The people of Larothe trade and barter, or use deathshead moth wings as currency, but they'll except your silver and copper. Larothe is a crossroads, remote as it is, and you can find pretty much anything there, but here are a few things you'll need in the jungle.
  1. A scul. Holds 2 people and a small amount of gear. Goes pretty fast, and is really maneuverable.
  2. A hunting moth. Eats fresh meat, ferocious, dies in two weeks. AC as hawk, d6 razor damage.
  3. Mosquito net. Good for preventing malaria and having your brain eaten.
  4. Silkworm armor. AC as studded leather, but takes up no inventory space and breathes in the jungle heat.
  5. Grubslinger. A specialized slingshot that launches live larvae at enemies.
    • Earworm. Comes in pairs. One crawls in your ear, the other is shot at an enemy. Slowly enters the victims ear canal and takes up residence. They vibrate at the same frequencies; you can hear what the enemy hears, but their voice is subsonic and only comes through as deep rumbling.
    • Lead moth. Clings to the victim and starts gaining density, weighing down their swings.
    • Sawbird pupa. The young form of a vicious, piranha-like moth, coated in microscopic iron-hard teeth. Rotates in the air like a buzzsaw, does 3d6 damage.
    • Lipid moth. Confusing, spiralling, fractal. Too many legs and bends. It seems to dissolve into the skin and eats the fats out of the victim's body over the course of a week. Save vs wasting away, or lose 1 Con per day until you die.

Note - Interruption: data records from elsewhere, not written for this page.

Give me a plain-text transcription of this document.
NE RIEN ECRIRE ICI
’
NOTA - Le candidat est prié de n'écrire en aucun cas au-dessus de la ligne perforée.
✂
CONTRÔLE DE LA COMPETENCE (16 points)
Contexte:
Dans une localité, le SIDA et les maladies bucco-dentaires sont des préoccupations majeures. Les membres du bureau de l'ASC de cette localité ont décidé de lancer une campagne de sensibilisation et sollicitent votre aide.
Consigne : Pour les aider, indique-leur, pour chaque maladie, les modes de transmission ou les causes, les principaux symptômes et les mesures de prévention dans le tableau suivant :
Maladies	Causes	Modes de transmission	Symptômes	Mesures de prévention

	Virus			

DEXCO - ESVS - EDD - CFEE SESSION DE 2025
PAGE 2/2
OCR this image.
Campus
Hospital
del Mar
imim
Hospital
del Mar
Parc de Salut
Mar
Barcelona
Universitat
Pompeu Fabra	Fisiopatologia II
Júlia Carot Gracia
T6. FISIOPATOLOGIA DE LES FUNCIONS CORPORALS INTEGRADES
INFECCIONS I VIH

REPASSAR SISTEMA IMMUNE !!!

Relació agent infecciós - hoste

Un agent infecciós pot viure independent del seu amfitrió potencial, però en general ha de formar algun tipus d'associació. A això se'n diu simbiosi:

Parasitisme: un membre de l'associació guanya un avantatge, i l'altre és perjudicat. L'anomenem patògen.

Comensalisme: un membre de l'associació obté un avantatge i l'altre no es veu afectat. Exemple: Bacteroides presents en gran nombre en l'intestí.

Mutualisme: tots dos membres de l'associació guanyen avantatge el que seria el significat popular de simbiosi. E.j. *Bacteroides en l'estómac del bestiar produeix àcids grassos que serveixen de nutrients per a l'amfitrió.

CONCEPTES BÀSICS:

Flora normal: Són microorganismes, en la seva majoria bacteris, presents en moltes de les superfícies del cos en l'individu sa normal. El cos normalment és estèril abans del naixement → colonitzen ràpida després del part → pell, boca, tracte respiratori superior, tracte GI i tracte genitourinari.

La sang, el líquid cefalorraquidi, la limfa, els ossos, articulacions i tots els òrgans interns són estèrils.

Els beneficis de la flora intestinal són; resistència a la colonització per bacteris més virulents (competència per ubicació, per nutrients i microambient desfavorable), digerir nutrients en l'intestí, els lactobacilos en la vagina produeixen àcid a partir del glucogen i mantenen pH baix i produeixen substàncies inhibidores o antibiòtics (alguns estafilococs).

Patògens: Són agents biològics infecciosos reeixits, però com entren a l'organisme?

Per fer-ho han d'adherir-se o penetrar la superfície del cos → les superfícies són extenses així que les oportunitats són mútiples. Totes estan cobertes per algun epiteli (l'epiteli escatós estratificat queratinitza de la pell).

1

  6. Hoien ul. A lamp on a ten foot pole, shines a bright, nearly-white light for 60 feet. Draws every goddamn moth in the jungle; used by priests in ceremonies for new initiates.
  7. Cocoon of the Fluttering Saint. The only mortal to attain apotheosis, the Fluttering Saint became a mixture of man and moth and flew up to live on the moon. His cocoon has been shredded, and thieves regularly sneak bits of it out. If you eat it, gain infrared vision for 1d6 hours. Save vs mutation or begin slowly dissolving into moths.

    I'll add more, but I'm tired and I need to put something new up.